The finalists — 11 teams from the United States and 10 from the United Arab Emirates — had bested over 400 teams competing remotely in the preliminary rounds in September. The finalists competing on site at NYU Tandon and NYU Abu Dhabi faced a daunting challenge: solve a fictitious murder in part by obtaining the victim’s biometric data from real LG smart watches supplied to the teams by CSAW sponsor Google.

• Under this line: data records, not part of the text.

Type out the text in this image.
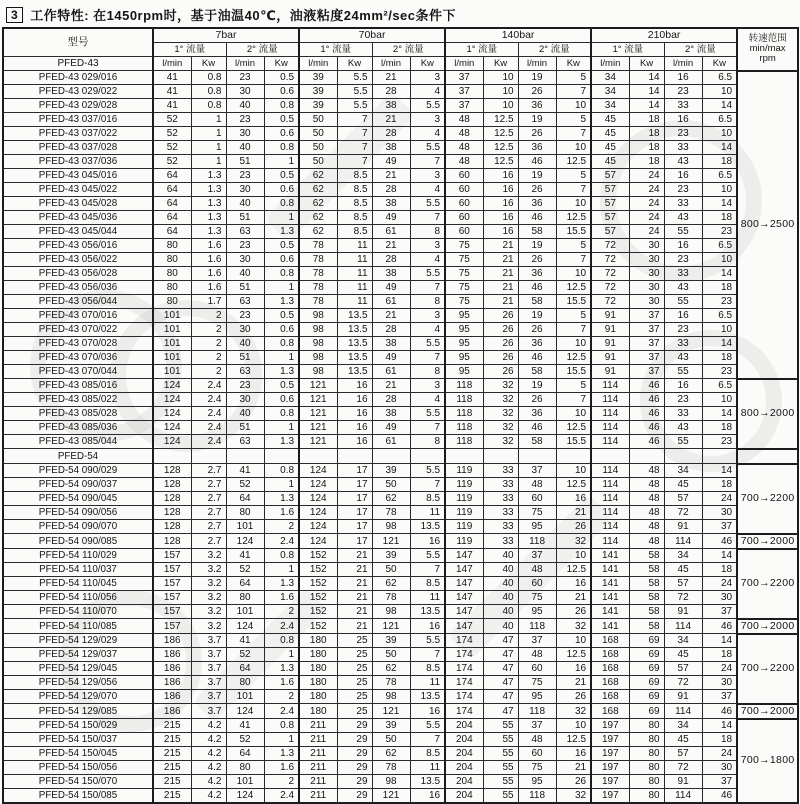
3 工作特性: 在1450rpm时，基于油温40℃，油液粘度24mm²/sec条件下
型号	7bar				70bar				140bar				210bar				转速范围
min/max
rpm
	1° 流量		2° 流量		1° 流量		2° 流量		1° 流量		2° 流量		1° 流量		2° 流量		
PFED-43	l/min	Kw	l/min	Kw	l/min	Kw	l/min	Kw	l/min	Kw	l/min	Kw	l/min	Kw	l/min	Kw	
PFED-43 029/016	41	0.8	23	0.5	39	5.5	21	3	37	10	19	5	34	14	16	6.5	800→2500
PFED-43 029/022	41	0.8	30	0.6	39	5.5	28	4	37	10	26	7	34	14	23	10	
PFED-43 029/028	41	0.8	40	0.8	39	5.5	38	5.5	37	10	36	10	34	14	33	14	
PFED-43 037/016	52	1	23	0.5	50	7	21	3	48	12.5	19	5	45	18	16	6.5	
PFED-43 037/022	52	1	30	0.6	50	7	28	4	48	12.5	26	7	45	18	23	10	
PFED-43 037/028	52	1	40	0.8	50	7	38	5.5	48	12.5	36	10	45	18	33	14	
PFED-43 037/036	52	1	51	1	50	7	49	7	48	12.5	46	12.5	45	18	43	18	
PFED-43 045/016	64	1.3	23	0.5	62	8.5	21	3	60	16	19	5	57	24	16	6.5	
PFED-43 045/022	64	1.3	30	0.6	62	8.5	28	4	60	16	26	7	57	24	23	10	
PFED-43 045/028	64	1.3	40	0.8	62	8.5	38	5.5	60	16	36	10	57	24	33	14	
PFED-43 045/036	64	1.3	51	1	62	8.5	49	7	60	16	46	12.5	57	24	43	18	
PFED-43 045/044	64	1.3	63	1.3	62	8.5	61	8	60	16	58	15.5	57	24	55	23	
PFED-43 056/016	80	1.6	23	0.5	78	11	21	3	75	21	19	5	72	30	16	6.5	
PFED-43 056/022	80	1.6	30	0.6	78	11	28	4	75	21	26	7	72	30	23	10	
PFED-43 056/028	80	1.6	40	0.8	78	11	38	5.5	75	21	36	10	72	30	33	14	
PFED-43 056/036	80	1.6	51	1	78	11	49	7	75	21	46	12.5	72	30	43	18	
PFED-43 056/044	80	1.7	63	1.3	78	11	61	8	75	21	58	15.5	72	30	55	23	
PFED-43 070/016	101	2	23	0.5	98	13.5	21	3	95	26	19	5	91	37	16	6.5	
PFED-43 070/022	101	2	30	0.6	98	13.5	28	4	95	26	26	7	91	37	23	10	
PFED-43 070/028	101	2	40	0.8	98	13.5	38	5.5	95	26	36	10	91	37	33	14	
PFED-43 070/036	101	2	51	1	98	13.5	49	7	95	26	46	12.5	91	37	43	18	
PFED-43 070/044	101	2	63	1.3	98	13.5	61	8	95	26	58	15.5	91	37	55	23	
PFED-43 085/016	124	2.4	23	0.5	121	16	21	3	118	32	19	5	114	46	16	6.5	800→2000
PFED-43 085/022	124	2.4	30	0.6	121	16	28	4	118	32	26	7	114	46	23	10	
PFED-43 085/028	124	2.4	40	0.8	121	16	38	5.5	118	32	36	10	114	46	33	14	
PFED-43 085/036	124	2.4	51	1	121	16	49	7	118	32	46	12.5	114	46	43	18	
PFED-43 085/044	124	2.4	63	1.3	121	16	61	8	118	32	58	15.5	114	46	55	23	
PFED-54																	
PFED-54 090/029	128	2.7	41	0.8	124	17	39	5.5	119	33	37	10	114	48	34	14	700→2200
PFED-54 090/037	128	2.7	52	1	124	17	50	7	119	33	48	12.5	114	48	45	18	
PFED-54 090/045	128	2.7	64	1.3	124	17	62	8.5	119	33	60	16	114	48	57	24	
PFED-54 090/056	128	2.7	80	1.6	124	17	78	11	119	33	75	21	114	48	72	30	
PFED-54 090/070	128	2.7	101	2	124	17	98	13.5	119	33	95	26	114	48	91	37	
PFED-54 090/085	128	2.7	124	2.4	124	17	121	16	119	33	118	32	114	48	114	46	700→2000
PFED-54 110/029	157	3.2	41	0.8	152	21	39	5.5	147	40	37	10	141	58	34	14	700→2200
PFED-54 110/037	157	3.2	52	1	152	21	50	7	147	40	48	12.5	141	58	45	18	
PFED-54 110/045	157	3.2	64	1.3	152	21	62	8.5	147	40	60	16	141	58	57	24	
PFED-54 110/056	157	3.2	80	1.6	152	21	78	11	147	40	75	21	141	58	72	30	
PFED-54 110/070	157	3.2	101	2	152	21	98	13.5	147	40	95	26	141	58	91	37	
PFED-54 110/085	157	3.2	124	2.4	152	21	121	16	147	40	118	32	141	58	114	46	700→2000
PFED-54 129/029	186	3.7	41	0.8	180	25	39	5.5	174	47	37	10	168	69	34	14	700→2200
PFED-54 129/037	186	3.7	52	1	180	25	50	7	174	47	48	12.5	168	69	45	18	
PFED-54 129/045	186	3.7	64	1.3	180	25	62	8.5	174	47	60	16	168	69	57	24	
PFED-54 129/056	186	3.7	80	1.6	180	25	78	11	174	47	75	21	168	69	72	30	
PFED-54 129/070	186	3.7	101	2	180	25	98	13.5	174	47	95	26	168	69	91	37	
PFED-54 129/085	186	3.7	124	2.4	180	25	121	16	174	47	118	32	168	69	114	46	700→2000
PFED-54 150/029	215	4.2	41	0.8	211	29	39	5.5	204	55	37	10	197	80	34	14	700→1800
PFED-54 150/037	215	4.2	52	1	211	29	50	7	204	55	48	12.5	197	80	45	18	
PFED-54 150/045	215	4.2	64	1.3	211	29	62	8.5	204	55	60	16	197	80	57	24	
PFED-54 150/056	215	4.2	80	1.6	211	29	78	11	204	55	75	21	197	80	72	30	
PFED-54 150/070	215	4.2	101	2	211	29	98	13.5	204	55	95	26	197	80	91	37	
PFED-54 150/085	215	4.2	124	2.4	211	29	121	16	204	55	118	32	197	80	114	46	
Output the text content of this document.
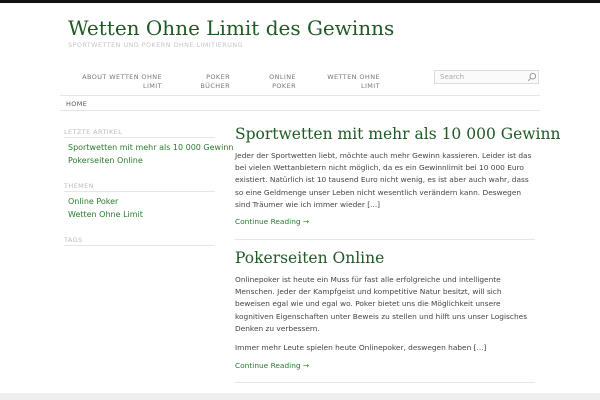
Wetten Ohne Limit des Gewinns
SPORTWETTEN UND POKERN OHNE LIMITIERUNG
ABOUT WETTEN OHNE
LIMIT
POKER
BÜCHER
ONLINE
POKER
WETTEN OHNE
LIMIT
Search
HOME
LETZTE ARTIKEL
Sportwetten mit mehr als 10 000 Gewinn
Pokerseiten Online
THEMEN
Online Poker
Wetten Ohne Limit
TAGS
Sportwetten mit mehr als 10 000 Gewinn

Jeder der Sportwetten liebt, möchte auch mehr Gewinn kassieren. Leider ist das bei vielen Wettanbietern nicht möglich, da es ein Gewinnlimit bei 10 000 Euro existiert. Natürlich ist 10 tausend Euro nicht wenig, es ist aber auch wahr, dass so eine Geldmenge unser Leben nicht wesentlich verändern kann. Deswegen sind Träumer wie ich immer wieder [...]

Continue Reading →
Pokerseiten Online

Onlinepoker ist heute ein Muss für fast alle erfolgreiche und intelligente Menschen. Jeder der Kampfgeist und kompetitive Natur besitzt, will sich beweisen egal wie und egal wo. Poker bietet uns die Möglichkeit unsere kognitiven Eigenschaften unter Beweis zu stellen und hilft uns unser Logisches Denken zu verbessern.

Immer mehr Leute spielen heute Onlinepoker, deswegen haben [...]

Continue Reading →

In the United States, top-performing teams from the Midwest, West, South, and Northeast earned prizes to travel to NYU Tandon in Brooklyn to compete in the finals. Additionally, seven wildcard teams were invited based on their outstanding scores. For the third year running, a team from Poolesville (Maryland) High School captured the top HSF honors. Poolesville, which had both a regional winner and a wildcard team in the finals this year, has fielded finalist teams in every HSF since that contest’s inauguration in 2009.

NYU Tandon Winners:

First Place:  Transcendent Gluten-Free Pudding, Poolesville (Maryland) High School
Team members:  Kevin Shen, Claude Zou, Parth Oza

Second Place: FailSec, Adlai E. Stevenson High School, Lincolnshire, Illinois
Team members:  Austin Zhou, Jason Lu, Alexander Shi

Third Place: Darkside, Montgomery Blair High School, Silver Spring, Maryland
Team members:  Noah Singer, George Klees, Andrew Komo


NYU Abu Dhabi Winners:

First place: Leaders, Leaders Private School, Sharjah, U.A.E.
Team members: Mulla Jaasim Mohammed Junaid, Jonathan Sumon, Pranav Joy

Second Place: The 404s, Greenwood International School, Dubai
Team members: Youssef Awad, Lutfil Hadi Bin Jumadi, Mohammad Ibrahim, Abdulla Sayed, Ahmad Alhashimi

Third place: Bohemian, Raha International School, Abu Dhabi
Team members: Lee Gungyu, Kim Jung Yun


Policy Competition

The third annual NYU CSAW Policy Competition, organized by the NYU Center for Cyber Security, challenged students to propose public policy solutions to real-world computer security challenges. This year finalists fashioned proposals addressing ways to appropriately align business incentives with the true costs of data insecurity.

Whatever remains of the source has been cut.